Research: Classifying illegal content on dark web forums
The activities instigated by cybercriminals on the dark web are increasingly becoming one of the most critical issues influencing societies all over the world. The anonymity and privacy offered via the dark web have qualified it as the preferred online environment for a myriad of illegal activities. Cybercriminals are currently using darknets for various forms of illegal activities including illicit drug trading, forgery, pedophilia, piracy, terrorism, and even hiring hitmen.
A recently published paper explores illegal activities taking place on the dark web, especially dark web forums. Authors of the paper used the Tor browser to analyze the content posted by users on various dark web forums. The paper also delves into the most popular illicit subjects that forums users are chatting about. An analysis was performed to identify the most popular illegal activities being discussed on these forums such as drug trading, forgery, terrorism, piracy, and trading of stolen documents. Throughout this article, we will take a look at the interesting information presented via this paper.

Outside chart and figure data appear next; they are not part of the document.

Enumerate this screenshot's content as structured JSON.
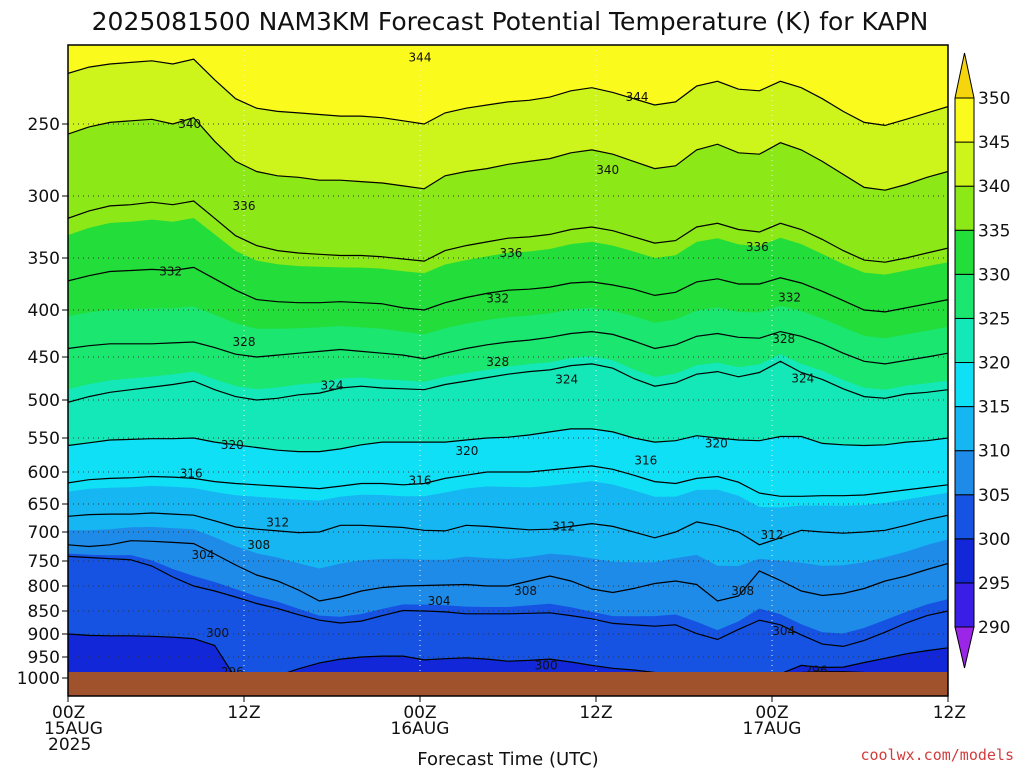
{
  "chart_data": {
    "type": "heatmap",
    "title": "2025081500 NAM3KM Forecast Potential Temperature (K) for KAPN",
    "xlabel": "Forecast Time (UTC)",
    "ylabel": "",
    "y_axis": "pressure (hPa), inverted",
    "ylim": [
      1000,
      200
    ],
    "xlim_hours": [
      0,
      60
    ],
    "grid": "dotted",
    "y_ticks": [
      250,
      300,
      350,
      400,
      450,
      500,
      550,
      600,
      650,
      700,
      750,
      800,
      850,
      900,
      950,
      1000
    ],
    "x_ticks": [
      {
        "hour": 0,
        "label": "00Z",
        "sub1": "15AUG",
        "sub2": "2025"
      },
      {
        "hour": 12,
        "label": "12Z",
        "sub1": "",
        "sub2": ""
      },
      {
        "hour": 24,
        "label": "00Z",
        "sub1": "16AUG",
        "sub2": ""
      },
      {
        "hour": 36,
        "label": "12Z",
        "sub1": "",
        "sub2": ""
      },
      {
        "hour": 48,
        "label": "00Z",
        "sub1": "17AUG",
        "sub2": ""
      },
      {
        "hour": 60,
        "label": "12Z",
        "sub1": "",
        "sub2": ""
      }
    ],
    "colorbar": {
      "levels": [
        290,
        295,
        300,
        305,
        310,
        315,
        320,
        325,
        330,
        335,
        340,
        345,
        350
      ],
      "colors": [
        "#9b26e8",
        "#3a1ee6",
        "#1228d8",
        "#1653e3",
        "#1e8be9",
        "#16b6f2",
        "#10e0f6",
        "#14e8b8",
        "#1ae670",
        "#22dd3a",
        "#8ce816",
        "#cdf51c",
        "#fafa1c",
        "#f5d60e"
      ]
    },
    "ground_color": "#a0522d",
    "isentropes": [
      {
        "theta": 296,
        "p": [
          990,
          991,
          990,
          990,
          993,
          996,
          1000,
          1000,
          996,
          993,
          992,
          995,
          994,
          1000,
          1000,
          1000,
          1000,
          1000,
          1000,
          1000,
          1000,
          1000,
          1000,
          1000,
          1000,
          1000,
          1000,
          1000,
          1000,
          1000,
          1000,
          1000,
          1000,
          1000,
          992,
          987,
          985,
          985,
          987,
          989,
          990,
          990,
          990
        ]
      },
      {
        "theta": 300,
        "p": [
          900,
          903,
          904,
          904,
          905,
          907,
          910,
          925,
          1000,
          1000,
          995,
          978,
          964,
          955,
          950,
          948,
          948,
          957,
          954,
          952,
          955,
          960,
          958,
          955,
          962,
          970,
          977,
          981,
          987,
          1000,
          1000,
          1000,
          1000,
          1000,
          990,
          970,
          975,
          974,
          963,
          953,
          943,
          936,
          930
        ]
      },
      {
        "theta": 304,
        "p": [
          742,
          744,
          746,
          748,
          760,
          782,
          800,
          810,
          822,
          835,
          845,
          858,
          870,
          876,
          872,
          860,
          849,
          850,
          852,
          856,
          856,
          856,
          855,
          854,
          860,
          867,
          877,
          880,
          883,
          880,
          899,
          912,
          890,
          870,
          880,
          902,
          922,
          927,
          914,
          896,
          876,
          860,
          850
        ]
      },
      {
        "theta": 308,
        "p": [
          722,
          725,
          722,
          715,
          716,
          718,
          720,
          738,
          758,
          778,
          790,
          808,
          830,
          822,
          810,
          803,
          800,
          799,
          798,
          797,
          800,
          800,
          790,
          780,
          790,
          806,
          813,
          805,
          795,
          790,
          797,
          830,
          820,
          770,
          789,
          810,
          819,
          815,
          805,
          790,
          780,
          767,
          755
        ]
      },
      {
        "theta": 312,
        "p": [
          672,
          669,
          668,
          668,
          666,
          668,
          670,
          680,
          691,
          695,
          698,
          701,
          700,
          688,
          688,
          690,
          692,
          697,
          698,
          688,
          690,
          693,
          696,
          695,
          690,
          685,
          690,
          700,
          710,
          700,
          682,
          689,
          700,
          722,
          710,
          697,
          700,
          702,
          700,
          697,
          688,
          678,
          670
        ]
      },
      {
        "theta": 316,
        "p": [
          617,
          612,
          610,
          609,
          607,
          608,
          610,
          615,
          618,
          620,
          622,
          624,
          626,
          622,
          618,
          618,
          620,
          618,
          610,
          605,
          600,
          600,
          600,
          597,
          594,
          591,
          596,
          605,
          615,
          618,
          610,
          607,
          616,
          633,
          638,
          638,
          637,
          637,
          636,
          632,
          628,
          624,
          620
        ]
      },
      {
        "theta": 320,
        "p": [
          561,
          557,
          553,
          552,
          551,
          551,
          550,
          556,
          560,
          564,
          568,
          570,
          570,
          566,
          560,
          556,
          556,
          556,
          556,
          553,
          550,
          549,
          546,
          542,
          538,
          538,
          542,
          550,
          556,
          554,
          547,
          550,
          553,
          554,
          548,
          548,
          558,
          560,
          561,
          560,
          556,
          554,
          550
        ]
      },
      {
        "theta": 324,
        "p": [
          503,
          496,
          491,
          488,
          485,
          482,
          478,
          488,
          496,
          500,
          498,
          494,
          492,
          486,
          484,
          486,
          487,
          488,
          482,
          478,
          474,
          470,
          467,
          465,
          460,
          458,
          463,
          475,
          484,
          480,
          470,
          467,
          473,
          468,
          455,
          468,
          476,
          487,
          496,
          498,
          493,
          491,
          488
        ]
      },
      {
        "theta": 328,
        "p": [
          441,
          438,
          436,
          436,
          436,
          435,
          434,
          440,
          447,
          450,
          448,
          446,
          444,
          442,
          444,
          446,
          448,
          452,
          446,
          441,
          437,
          434,
          432,
          429,
          425,
          423,
          426,
          433,
          441,
          437,
          428,
          425,
          429,
          430,
          423,
          428,
          436,
          446,
          455,
          458,
          454,
          450,
          446
        ]
      },
      {
        "theta": 332,
        "p": [
          372,
          367,
          363,
          362,
          361,
          362,
          359,
          370,
          381,
          390,
          392,
          393,
          393,
          392,
          393,
          394,
          398,
          400,
          393,
          388,
          384,
          381,
          380,
          378,
          374,
          373,
          376,
          380,
          386,
          383,
          373,
          370,
          375,
          375,
          369,
          374,
          382,
          391,
          400,
          402,
          398,
          394,
          390
        ]
      },
      {
        "theta": 336,
        "p": [
          318,
          312,
          308,
          307,
          305,
          307,
          304,
          318,
          332,
          340,
          344,
          346,
          347,
          348,
          348,
          349,
          351,
          353,
          344,
          340,
          337,
          334,
          333,
          331,
          327,
          325,
          328,
          333,
          338,
          336,
          325,
          322,
          327,
          329,
          322,
          327,
          335,
          344,
          352,
          354,
          350,
          346,
          342
        ]
      },
      {
        "theta": 340,
        "p": [
          257,
          252,
          249,
          248,
          247,
          250,
          246,
          262,
          276,
          283,
          286,
          287,
          289,
          289,
          290,
          291,
          293,
          295,
          286,
          283,
          281,
          278,
          276,
          274,
          270,
          268,
          271,
          276,
          281,
          279,
          268,
          264,
          270,
          271,
          263,
          268,
          276,
          285,
          294,
          296,
          292,
          287,
          283
        ]
      },
      {
        "theta": 344,
        "p": [
          218,
          214,
          212,
          211,
          210,
          212,
          209,
          222,
          234,
          240,
          242,
          243,
          244,
          245,
          245,
          246,
          248,
          250,
          243,
          240,
          238,
          236,
          235,
          233,
          229,
          227,
          230,
          234,
          238,
          236,
          226,
          223,
          228,
          229,
          223,
          227,
          234,
          242,
          249,
          251,
          247,
          243,
          239
        ]
      }
    ],
    "contour_labels": [
      {
        "text": "344",
        "hour": 24.0,
        "p": 208
      },
      {
        "text": "344",
        "hour": 38.8,
        "p": 233
      },
      {
        "text": "340",
        "hour": 8.3,
        "p": 250
      },
      {
        "text": "340",
        "hour": 36.8,
        "p": 282
      },
      {
        "text": "336",
        "hour": 12.0,
        "p": 308
      },
      {
        "text": "336",
        "hour": 30.2,
        "p": 346
      },
      {
        "text": "336",
        "hour": 47.0,
        "p": 341
      },
      {
        "text": "332",
        "hour": 7.0,
        "p": 363
      },
      {
        "text": "332",
        "hour": 29.3,
        "p": 389
      },
      {
        "text": "332",
        "hour": 49.2,
        "p": 388
      },
      {
        "text": "328",
        "hour": 12.0,
        "p": 434
      },
      {
        "text": "328",
        "hour": 29.3,
        "p": 456
      },
      {
        "text": "328",
        "hour": 48.8,
        "p": 431
      },
      {
        "text": "324",
        "hour": 18.0,
        "p": 483
      },
      {
        "text": "324",
        "hour": 34.0,
        "p": 476
      },
      {
        "text": "324",
        "hour": 50.1,
        "p": 475
      },
      {
        "text": "320",
        "hour": 11.2,
        "p": 560
      },
      {
        "text": "320",
        "hour": 27.2,
        "p": 569
      },
      {
        "text": "320",
        "hour": 44.2,
        "p": 558
      },
      {
        "text": "316",
        "hour": 8.4,
        "p": 602
      },
      {
        "text": "316",
        "hour": 24.0,
        "p": 613
      },
      {
        "text": "316",
        "hour": 39.4,
        "p": 583
      },
      {
        "text": "312",
        "hour": 14.3,
        "p": 683
      },
      {
        "text": "312",
        "hour": 33.8,
        "p": 690
      },
      {
        "text": "312",
        "hour": 48.0,
        "p": 705
      },
      {
        "text": "308",
        "hour": 13.0,
        "p": 722
      },
      {
        "text": "308",
        "hour": 31.2,
        "p": 810
      },
      {
        "text": "308",
        "hour": 46.0,
        "p": 810
      },
      {
        "text": "304",
        "hour": 9.2,
        "p": 740
      },
      {
        "text": "304",
        "hour": 25.3,
        "p": 830
      },
      {
        "text": "304",
        "hour": 48.8,
        "p": 893
      },
      {
        "text": "300",
        "hour": 10.2,
        "p": 898
      },
      {
        "text": "300",
        "hour": 32.6,
        "p": 970
      },
      {
        "text": "296",
        "hour": 11.2,
        "p": 986
      },
      {
        "text": "296",
        "hour": 51.0,
        "p": 982
      }
    ]
  },
  "credit": "coolwx.com/models"
}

Methodology of analysis of content of dark web forums:
This research conducted a detailed analysis of the structure as well as the content of dark web forums. Interestingly enough, this study was the first ever to systemically analyze the typology of dark web forums. Authors of the paper developed a special spider to crawl dark web pages and obtain a graph of hyperlinks connecting various forum pages.
A supervised learning approach was implemented to categorize the content of dark web forums on a per page basis as well as a per forum (hidden service) basis. More specifically, an SVM classifier combined with active learning was used to label forum’s content in terms of topic and legality. Surprisingly enough, around 60% of dark web forums’ content was legal. Dark web forums were classified into labels via labeling of their individual pages.
Types of content on dark web forums:
The following represent the labels, or types, of illegal content on dark web forums, which were obtained via the methodology outlined above. Each label includes a percentage of its associated content with relation to the total content of dark web forums studied:
– Pornography (3.9%): these include pornographic content of any form including pedophilic content. This category includes forum threads that include links to download videos and images. It also includes discussions that involve users’ sexual experiences and fantasies.
– Counterfeit (7.3%): these include forum threads that offer counterfeited documents or describe how counterfeits can be created. Discussions mainly involve credit cards, IDs, and passports.
– Drugs (5.2%): these include forum pages and threads that mainly discuss the best drug vendors on darknet marketplaces. Also, sometimes users offered drugs for sale via forum threads. This category also includes discussions about how to quit drugs.
– Fraud (8.1%): these include forum threads that discuss various frauds, e.g. bitcoin fraud attempts, successful scams, and similar experiences. This category also involves discussions about stolen credit cards, hacked PayPal accounts, etc.
– Hacking (13.6%): this label includes forum threads that discuss any topic related to compromising computer or smartphone systems. These include white hat as well as black hat techniques. Occasionally, users marketed their hacking services via forum threads.
– Money laundering (3.5%): this label includes discussions and offers for money laundering services. These often involve cryptocurrencies earned via illegal means.
– Terrorism (2.1%): this category mainly includes forum pages and threads managed by Islamic extremists. Discussions sometimes aim at recruiting new members for Jihadist terrorist groups.
– Weapons (3.2%): this label involves forum threads that discuss weapons or offer them for sale. Discussed and sold weapons can involve rifles all the way up to bombs.
– Murder (0.5%) – Hitmen for hire: this label includes forum pages and threads promising to execute an assassination in exchange for cryptocurrency. Most of these threads are scams as indicated by most darknet users.
The dark web is a shelter for individuals discussing embarrassing, illegal, or controversial topics. An example that illustrates this is a group created to support pedophiles via creating content and encouraging its members to engage in discussions that can help them live with their rather awkward predisposition without inflicting harm to others and without breaking the law. This example proves that it can be insufficient to just use one of the aforementioned labels to assess the legality of content due to the fact that most labels can include legal as well as illegal content. Accordingly, a binary classifier was used to assess the legality of forum contents. This classifier relies on an SVM to classify content via a keyword based label classifier.
It is essential to note that determining the legality of forum content represents a rather daunting task for several reasons. First, laws and legal systems differ greatly from one country to another. Moreover, occasionally the content lies in a relatively grey area – between what is legal and what is illegal. As the authors’ goal was to present a rough estimate on the legality of dark web forums’ content, they followed a conservative approach when legality was assessed. When the content’s purpose is clearly illegal, it was labeled as illegal, even though it might not seem technically so. As such, some might consider this classification as biased.
This paper includes comprehensive data that classifies illegal content on dark web forums, which could be extremely helpful if made publically available. As such, future work can use this data to develop a dark web search engine that can search indexed forum data, similar to search engines such as TORCH. Moreover, this data can help law enforcement agencies in identifying pedophiles and cybercriminals.